14. What is equally concerning are the judge's findings in paragraph 53 when she noted that the Appellant had made no mention of travelling with an agent or being introduced to an Immigration Officer at the airport. The judge found it "reasonable to expect him to have mentioned this at interview." However she does not say that the Appellant was ever asked about this at interview (I cannot see that he was asked about this) and thus again this finding may be unfair on the Appellant.
15. Importantly - and what is decisive in the outcome of this appeal - the judge also finds the fact that he travelled on his own passport indicates that he was of no adverse interest to the authorities and did not perceive himself to be at risk of apprehension. As the grounds of appeal point out that these findings are against the objective evidence and country guidance contained in GJ.
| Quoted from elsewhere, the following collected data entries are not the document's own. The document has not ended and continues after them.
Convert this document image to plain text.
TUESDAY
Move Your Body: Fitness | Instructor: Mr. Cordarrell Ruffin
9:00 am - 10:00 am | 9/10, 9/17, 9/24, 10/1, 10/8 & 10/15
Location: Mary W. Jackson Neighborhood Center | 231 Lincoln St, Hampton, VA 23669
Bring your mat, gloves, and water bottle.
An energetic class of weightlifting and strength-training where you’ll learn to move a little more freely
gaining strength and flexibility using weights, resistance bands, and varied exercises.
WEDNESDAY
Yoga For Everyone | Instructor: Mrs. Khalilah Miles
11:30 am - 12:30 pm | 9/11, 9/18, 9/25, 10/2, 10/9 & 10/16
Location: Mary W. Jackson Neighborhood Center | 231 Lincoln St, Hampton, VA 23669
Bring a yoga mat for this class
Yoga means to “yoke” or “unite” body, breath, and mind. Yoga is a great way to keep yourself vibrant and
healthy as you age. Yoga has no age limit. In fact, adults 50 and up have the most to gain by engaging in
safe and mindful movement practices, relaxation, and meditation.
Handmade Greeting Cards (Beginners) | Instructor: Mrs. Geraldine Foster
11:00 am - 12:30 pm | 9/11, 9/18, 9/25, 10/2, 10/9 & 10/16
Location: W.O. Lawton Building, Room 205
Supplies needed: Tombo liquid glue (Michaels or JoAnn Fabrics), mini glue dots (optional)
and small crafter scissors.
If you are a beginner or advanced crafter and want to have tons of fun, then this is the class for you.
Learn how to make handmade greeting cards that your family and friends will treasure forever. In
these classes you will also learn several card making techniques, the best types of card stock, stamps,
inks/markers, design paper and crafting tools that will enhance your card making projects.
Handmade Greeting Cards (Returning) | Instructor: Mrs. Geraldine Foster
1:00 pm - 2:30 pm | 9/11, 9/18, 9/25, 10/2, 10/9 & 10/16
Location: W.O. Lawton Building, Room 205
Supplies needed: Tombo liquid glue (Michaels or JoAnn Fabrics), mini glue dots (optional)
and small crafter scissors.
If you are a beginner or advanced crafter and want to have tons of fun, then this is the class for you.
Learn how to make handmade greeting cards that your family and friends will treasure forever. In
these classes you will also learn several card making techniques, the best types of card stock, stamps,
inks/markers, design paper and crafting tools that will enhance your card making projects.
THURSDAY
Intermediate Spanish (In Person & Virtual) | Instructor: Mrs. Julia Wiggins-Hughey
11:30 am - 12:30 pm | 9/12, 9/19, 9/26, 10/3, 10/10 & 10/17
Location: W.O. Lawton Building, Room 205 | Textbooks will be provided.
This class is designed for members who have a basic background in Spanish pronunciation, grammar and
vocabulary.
16. In all these circumstances it seems to me that there are errors of fact in the judge's decision which taken together amount to a material error of law. The judgment is not safe and unfortunately there will have to be a fresh hearing.
17. The decision of the First-tier Tribunal is therefore set aside in its entirety. No findings of the First-tier Tribunal are to stand. Under Section 12(2)(b)(i) of the 2007 Act and of Practice Statement 7.2 the nature and extent of the judicial fact-finding necessary for the decision to be remade is such that it is appropriate to remit the case to the First-tier Tribunal.

Notice of Decision
The making of the decision of the First-tier Tribunal did involve the making of an error on a point of law.
I set aside the decision.
I remit the appeal to the First-tier Tribunal.
I shall maintain the anonymity direction.


Direction Regarding Anonymity - Rule 14 of the Tribunal Procedure (Upper Tribunal) Rules 2008
Unless and until a Tribunal or court directs otherwise, the Appellant is granted anonymity. No report of these proceedings shall directly or indirectly identify him or any member of their family. This direction applies both to the Appellant and to the Respondent. Failure to comply with this direction could lead to contempt of court proceedings.